Изменить стиль страницы

— Дочка, что так припозднилась? — спросил он.

— Сегодня еще терпимо, — за Дашу ответил Николай. — Частенько бывает, что домой она заявляется к полуночи.

— Ну что ты, Коля! — сказала Даша с обидой в голосе. — Это бывает редко, когда я задерживаюсь на заседании.

— Наверное, на молокозаводе было легче? — спросил отец, когда они вошли в дом.

— Там, батя, свое, тут свое, — нехотя ответила Даша, снимая косынку и поправляя волосы. — Что-то вы давненько к нам не заглядывали?

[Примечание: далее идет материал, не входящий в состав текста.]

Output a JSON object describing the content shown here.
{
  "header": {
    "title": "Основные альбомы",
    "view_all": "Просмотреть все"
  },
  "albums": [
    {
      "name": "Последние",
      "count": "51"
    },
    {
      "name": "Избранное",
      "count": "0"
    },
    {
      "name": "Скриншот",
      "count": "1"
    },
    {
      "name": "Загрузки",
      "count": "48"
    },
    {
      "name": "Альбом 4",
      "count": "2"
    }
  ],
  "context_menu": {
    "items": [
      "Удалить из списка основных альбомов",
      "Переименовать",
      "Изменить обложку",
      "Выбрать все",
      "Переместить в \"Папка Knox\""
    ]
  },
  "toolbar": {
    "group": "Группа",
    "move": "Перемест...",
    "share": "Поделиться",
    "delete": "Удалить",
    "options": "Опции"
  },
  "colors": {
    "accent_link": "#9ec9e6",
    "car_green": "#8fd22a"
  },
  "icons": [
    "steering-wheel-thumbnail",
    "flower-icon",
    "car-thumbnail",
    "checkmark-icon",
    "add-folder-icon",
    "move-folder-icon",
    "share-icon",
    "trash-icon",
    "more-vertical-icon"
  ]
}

— Так у меня же имеется стальной дружок, вот мы с ним и не можем разлучиться, — шуткой ответил Василий Максимович. — А сегодня разлучились, потому что завтра у меня выходной.

— Ну, как наша гвардия побеседовала с Барсуковым? — спросила Даша.

— Сурьезно потолковали… Выложили ему не кривя душой все, о чем думали.

— Батя, а не вы ли сказали Барсукову: «Тимофеич, погляди-ка на себя со стороны»?

— Я. А что?

— Запомнились ему эти слова, а вот кто их сказал, Михаил не помнит.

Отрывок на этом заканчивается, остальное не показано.